Ils ont mis des années à comprendre qu'internet, c'était pas une mode passagère. Aujourd'hui, la Banque d'Angleterre découvre avec la même candeur que l'IA agentive – ces programmes qui prennent des décisions sans papa humain derrière – risque de mettre le feu à la City. Pathétique, mais prévisible.
Sarah Breeden, la Cassandre de la City
Le 27 mars 2025, devant un parterre de technocrates à la BCE, la sous-gouverneure Sarah Breeden a lâché la bombe : les règles actuelles n'ont pas été conçues pour des IA capables d'agir sans instruction humaine directe. Traduction : on a laissé les gamins jouer avec les manettes, et on se demande pourquoi le manège part en vrille. Breeden a spécifiquement cité les paiements, le trading, la cybersécurité et les opérations – soit le cœur même de la finance moderne. Rien que ça. Et elle promet un 'examen' des règles existantes. Comme si un examen allait rattraper des années de laisser-faire.
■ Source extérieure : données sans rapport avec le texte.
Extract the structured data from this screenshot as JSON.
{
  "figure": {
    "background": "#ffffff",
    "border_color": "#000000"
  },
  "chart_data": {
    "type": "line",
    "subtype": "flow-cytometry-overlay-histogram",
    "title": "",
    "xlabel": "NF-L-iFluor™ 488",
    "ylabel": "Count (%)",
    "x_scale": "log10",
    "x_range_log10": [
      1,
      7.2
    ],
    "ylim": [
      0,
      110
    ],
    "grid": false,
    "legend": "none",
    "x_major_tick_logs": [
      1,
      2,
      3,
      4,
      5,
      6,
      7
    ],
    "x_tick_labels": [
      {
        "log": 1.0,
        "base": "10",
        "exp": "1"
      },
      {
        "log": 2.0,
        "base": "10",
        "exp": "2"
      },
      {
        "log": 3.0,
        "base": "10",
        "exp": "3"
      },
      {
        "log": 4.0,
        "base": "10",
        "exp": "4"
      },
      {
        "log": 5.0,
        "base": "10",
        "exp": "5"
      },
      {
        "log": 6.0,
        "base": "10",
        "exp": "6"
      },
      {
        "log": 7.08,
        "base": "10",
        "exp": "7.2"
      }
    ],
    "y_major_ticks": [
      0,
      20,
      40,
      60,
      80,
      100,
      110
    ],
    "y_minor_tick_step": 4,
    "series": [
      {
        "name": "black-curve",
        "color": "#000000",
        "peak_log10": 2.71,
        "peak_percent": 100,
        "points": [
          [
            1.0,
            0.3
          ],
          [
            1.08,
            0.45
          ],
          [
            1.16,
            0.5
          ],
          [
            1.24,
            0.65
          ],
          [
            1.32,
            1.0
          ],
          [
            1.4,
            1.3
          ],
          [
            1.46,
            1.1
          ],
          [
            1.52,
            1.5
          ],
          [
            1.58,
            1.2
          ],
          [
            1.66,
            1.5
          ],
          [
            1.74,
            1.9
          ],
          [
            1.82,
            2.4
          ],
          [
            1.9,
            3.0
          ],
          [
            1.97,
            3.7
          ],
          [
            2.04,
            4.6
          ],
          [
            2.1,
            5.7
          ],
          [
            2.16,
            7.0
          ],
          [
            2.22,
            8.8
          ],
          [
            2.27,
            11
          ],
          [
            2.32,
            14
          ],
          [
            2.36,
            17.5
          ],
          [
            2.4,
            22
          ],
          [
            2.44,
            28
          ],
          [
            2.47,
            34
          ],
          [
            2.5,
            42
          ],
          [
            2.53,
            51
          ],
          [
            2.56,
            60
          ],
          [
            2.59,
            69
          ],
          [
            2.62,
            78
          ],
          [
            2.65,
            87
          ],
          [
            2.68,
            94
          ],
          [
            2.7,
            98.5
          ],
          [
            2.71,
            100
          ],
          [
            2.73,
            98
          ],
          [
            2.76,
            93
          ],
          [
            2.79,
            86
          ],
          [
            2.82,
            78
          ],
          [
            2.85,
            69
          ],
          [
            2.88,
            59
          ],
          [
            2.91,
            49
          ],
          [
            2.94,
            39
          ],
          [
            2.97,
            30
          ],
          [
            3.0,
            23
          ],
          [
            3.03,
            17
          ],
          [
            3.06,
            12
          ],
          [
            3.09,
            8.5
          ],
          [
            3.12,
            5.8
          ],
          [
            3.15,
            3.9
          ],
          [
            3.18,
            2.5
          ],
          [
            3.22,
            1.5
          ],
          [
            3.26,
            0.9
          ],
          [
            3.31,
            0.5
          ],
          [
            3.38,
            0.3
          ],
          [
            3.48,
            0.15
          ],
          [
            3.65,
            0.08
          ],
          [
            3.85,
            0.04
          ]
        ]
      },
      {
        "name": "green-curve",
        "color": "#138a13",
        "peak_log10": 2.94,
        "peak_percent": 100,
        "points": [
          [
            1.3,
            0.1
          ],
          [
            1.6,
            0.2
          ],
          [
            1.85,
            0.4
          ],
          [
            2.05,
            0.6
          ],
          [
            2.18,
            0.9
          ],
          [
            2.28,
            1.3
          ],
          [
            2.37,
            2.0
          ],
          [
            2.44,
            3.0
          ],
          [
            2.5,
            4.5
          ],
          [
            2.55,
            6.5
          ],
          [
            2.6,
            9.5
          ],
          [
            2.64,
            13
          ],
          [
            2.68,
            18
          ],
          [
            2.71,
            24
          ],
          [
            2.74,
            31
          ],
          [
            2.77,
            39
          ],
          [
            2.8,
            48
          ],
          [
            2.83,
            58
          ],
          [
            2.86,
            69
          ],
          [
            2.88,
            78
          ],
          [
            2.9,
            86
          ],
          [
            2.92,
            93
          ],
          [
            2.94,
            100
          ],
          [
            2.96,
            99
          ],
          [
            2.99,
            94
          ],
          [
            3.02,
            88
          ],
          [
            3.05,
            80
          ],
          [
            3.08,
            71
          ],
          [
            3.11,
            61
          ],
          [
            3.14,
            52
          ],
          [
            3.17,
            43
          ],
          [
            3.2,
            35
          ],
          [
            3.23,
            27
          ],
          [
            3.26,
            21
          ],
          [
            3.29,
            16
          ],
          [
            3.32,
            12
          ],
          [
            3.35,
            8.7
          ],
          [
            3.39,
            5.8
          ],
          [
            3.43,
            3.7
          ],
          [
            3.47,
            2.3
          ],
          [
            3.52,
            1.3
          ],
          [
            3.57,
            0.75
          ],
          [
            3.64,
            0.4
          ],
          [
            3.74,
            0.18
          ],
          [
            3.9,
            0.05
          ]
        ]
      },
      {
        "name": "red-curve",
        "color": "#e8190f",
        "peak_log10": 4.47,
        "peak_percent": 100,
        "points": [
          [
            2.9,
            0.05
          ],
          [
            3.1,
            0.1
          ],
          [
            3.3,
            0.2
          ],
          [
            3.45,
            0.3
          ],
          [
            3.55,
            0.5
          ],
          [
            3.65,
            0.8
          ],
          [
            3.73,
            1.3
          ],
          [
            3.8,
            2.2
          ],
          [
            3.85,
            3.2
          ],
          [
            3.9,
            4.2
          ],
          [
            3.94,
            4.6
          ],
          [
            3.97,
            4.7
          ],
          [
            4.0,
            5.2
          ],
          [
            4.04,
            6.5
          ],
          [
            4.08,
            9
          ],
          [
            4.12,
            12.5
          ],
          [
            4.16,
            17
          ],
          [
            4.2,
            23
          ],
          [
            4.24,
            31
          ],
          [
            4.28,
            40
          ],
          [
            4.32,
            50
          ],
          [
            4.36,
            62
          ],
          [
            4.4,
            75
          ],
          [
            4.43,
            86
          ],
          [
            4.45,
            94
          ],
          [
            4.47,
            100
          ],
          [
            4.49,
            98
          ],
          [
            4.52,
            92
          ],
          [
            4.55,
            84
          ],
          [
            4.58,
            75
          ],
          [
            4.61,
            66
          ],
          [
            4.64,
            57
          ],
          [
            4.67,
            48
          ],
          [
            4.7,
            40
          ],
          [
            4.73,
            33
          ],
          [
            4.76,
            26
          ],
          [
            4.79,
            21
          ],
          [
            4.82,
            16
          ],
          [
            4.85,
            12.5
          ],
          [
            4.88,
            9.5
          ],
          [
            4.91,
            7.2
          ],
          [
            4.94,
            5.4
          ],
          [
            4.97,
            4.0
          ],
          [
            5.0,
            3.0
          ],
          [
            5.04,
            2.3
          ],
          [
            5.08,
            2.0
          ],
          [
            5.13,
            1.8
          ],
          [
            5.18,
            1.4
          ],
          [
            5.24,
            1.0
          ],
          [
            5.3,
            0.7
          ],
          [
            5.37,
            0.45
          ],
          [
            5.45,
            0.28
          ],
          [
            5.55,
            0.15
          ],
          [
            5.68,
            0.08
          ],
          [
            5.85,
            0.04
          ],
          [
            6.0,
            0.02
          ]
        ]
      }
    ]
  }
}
Des règles taillées pour le Minitel
Le problème, c'est que les réglementations financières actuelles – MiFID II, PSD2, Bâle III – ont été bâties pour des humains en costume-cravate, pas pour des algorithmes qui clonent des stratégies en nanosecondes. La banque centrale admet elle-même que ses cadres ne couvrent pas l'agentic AI. Autrement dit, les banques déploient déjà des agents de trading autonomes, des robots de traitement de paiements sans superviseur, et des IA de détection d'intrusion qui décident seules de bloquer des transactions, le tout dans un vide juridique béant. La Banque d'Angleterre n'a pas de solutions, elle a juste… un groupe de travail. On frôle le sketch.
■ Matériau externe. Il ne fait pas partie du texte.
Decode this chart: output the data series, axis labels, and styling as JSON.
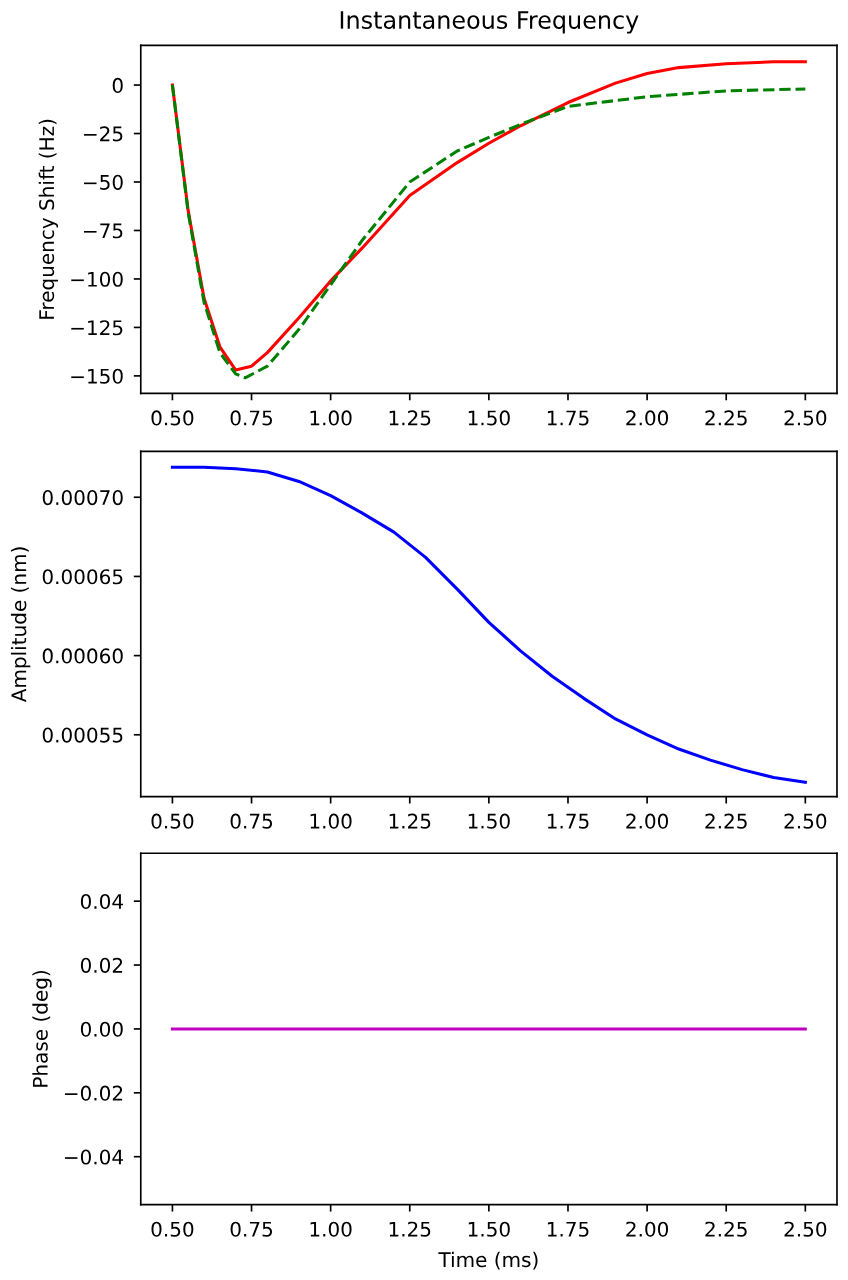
{
  "chart_data": [
    {
      "type": "line",
      "title": "Instantaneous Frequency",
      "ylabel": "Frequency Shift (Hz)",
      "xlim": [
        0.4,
        2.6
      ],
      "ylim": [
        -159,
        20.5
      ],
      "xticks": [
        {
          "value": 0.5,
          "label": "0.50"
        },
        {
          "value": 0.75,
          "label": "0.75"
        },
        {
          "value": 1.0,
          "label": "1.00"
        },
        {
          "value": 1.25,
          "label": "1.25"
        },
        {
          "value": 1.5,
          "label": "1.50"
        },
        {
          "value": 1.75,
          "label": "1.75"
        },
        {
          "value": 2.0,
          "label": "2.00"
        },
        {
          "value": 2.25,
          "label": "2.25"
        },
        {
          "value": 2.5,
          "label": "2.50"
        }
      ],
      "yticks": [
        -150,
        -125,
        -100,
        -75,
        -50,
        -25,
        0
      ],
      "grid": false,
      "series": [
        {
          "color": "#ff0000",
          "line_style": "solid",
          "x": [
            0.5,
            0.55,
            0.6,
            0.65,
            0.7,
            0.75,
            0.8,
            0.9,
            1.0,
            1.1,
            1.25,
            1.4,
            1.5,
            1.6,
            1.75,
            1.9,
            2.0,
            2.1,
            2.25,
            2.4,
            2.5
          ],
          "values": [
            0,
            -65,
            -110,
            -135,
            -147,
            -145,
            -138,
            -120,
            -101,
            -84,
            -57,
            -40,
            -30,
            -21,
            -9,
            1,
            6,
            9,
            11,
            12,
            12
          ]
        },
        {
          "color": "#008000",
          "line_style": "dashed",
          "x": [
            0.5,
            0.55,
            0.6,
            0.65,
            0.7,
            0.73,
            0.8,
            0.9,
            1.0,
            1.1,
            1.25,
            1.4,
            1.5,
            1.62,
            1.75,
            1.9,
            2.0,
            2.25,
            2.5
          ],
          "values": [
            0,
            -66,
            -112,
            -138,
            -149,
            -151,
            -145,
            -126,
            -103,
            -80,
            -50,
            -34,
            -27,
            -19,
            -11,
            -8,
            -6,
            -3,
            -2
          ]
        }
      ]
    },
    {
      "type": "line",
      "ylabel": "Amplitude (nm)",
      "xlim": [
        0.4,
        2.6
      ],
      "ylim": [
        0.000511,
        0.000729
      ],
      "xticks": [
        {
          "value": 0.5,
          "label": "0.50"
        },
        {
          "value": 0.75,
          "label": "0.75"
        },
        {
          "value": 1.0,
          "label": "1.00"
        },
        {
          "value": 1.25,
          "label": "1.25"
        },
        {
          "value": 1.5,
          "label": "1.50"
        },
        {
          "value": 1.75,
          "label": "1.75"
        },
        {
          "value": 2.0,
          "label": "2.00"
        },
        {
          "value": 2.25,
          "label": "2.25"
        },
        {
          "value": 2.5,
          "label": "2.50"
        }
      ],
      "yticks": [
        {
          "value": 0.00055,
          "label": "0.00055"
        },
        {
          "value": 0.0006,
          "label": "0.00060"
        },
        {
          "value": 0.00065,
          "label": "0.00065"
        },
        {
          "value": 0.0007,
          "label": "0.00070"
        }
      ],
      "grid": false,
      "series": [
        {
          "color": "#0000ff",
          "line_style": "solid",
          "x": [
            0.5,
            0.6,
            0.7,
            0.8,
            0.9,
            1.0,
            1.1,
            1.2,
            1.3,
            1.4,
            1.5,
            1.6,
            1.7,
            1.8,
            1.9,
            2.0,
            2.1,
            2.2,
            2.3,
            2.4,
            2.5
          ],
          "values": [
            0.000719,
            0.000719,
            0.000718,
            0.000716,
            0.00071,
            0.000701,
            0.00069,
            0.000678,
            0.000662,
            0.000642,
            0.000621,
            0.000603,
            0.000587,
            0.000573,
            0.00056,
            0.00055,
            0.000541,
            0.000534,
            0.000528,
            0.000523,
            0.00052
          ]
        }
      ]
    },
    {
      "type": "line",
      "ylabel": "Phase (deg)",
      "xlabel": "Time (ms)",
      "xlim": [
        0.4,
        2.6
      ],
      "ylim": [
        -0.055,
        0.055
      ],
      "xticks": [
        {
          "value": 0.5,
          "label": "0.50"
        },
        {
          "value": 0.75,
          "label": "0.75"
        },
        {
          "value": 1.0,
          "label": "1.00"
        },
        {
          "value": 1.25,
          "label": "1.25"
        },
        {
          "value": 1.5,
          "label": "1.50"
        },
        {
          "value": 1.75,
          "label": "1.75"
        },
        {
          "value": 2.0,
          "label": "2.00"
        },
        {
          "value": 2.25,
          "label": "2.25"
        },
        {
          "value": 2.5,
          "label": "2.50"
        }
      ],
      "yticks": [
        {
          "value": -0.04,
          "label": "−0.04"
        },
        {
          "value": -0.02,
          "label": "−0.02"
        },
        {
          "value": 0.0,
          "label": "0.00"
        },
        {
          "value": 0.02,
          "label": "0.02"
        },
        {
          "value": 0.04,
          "label": "0.04"
        }
      ],
      "grid": false,
      "series": [
        {
          "color": "#bf00bf",
          "line_style": "solid",
          "x": [
            0.5,
            2.5
          ],
          "values": [
            0,
            0
          ]
        }
      ]
    }
  ]
}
Qui se goinfre dans ce flou ?
Pendant que les régulateurs pianotent sur leurs PowerPoint, les fintechs et les banques d'investissement – JPMorgan, Goldman Sachs, Revolut – continuent d'empiler des agents IA dans leurs pipelines, sans cadre clair de responsabilité. En cas de crash boursier provoqué par un agent mal entraîné, qui va payer ? Le trader qui a appuyé sur 'déployer' ? Le développeur ? L'algorithme lui-même ? La question est aussi vieille que l'IA, mais la réponse reste : 'on verra'. Et 'on verra' coûte cher, surtout aux contribuables et aux épargnants qui trinquent quand le système déraille.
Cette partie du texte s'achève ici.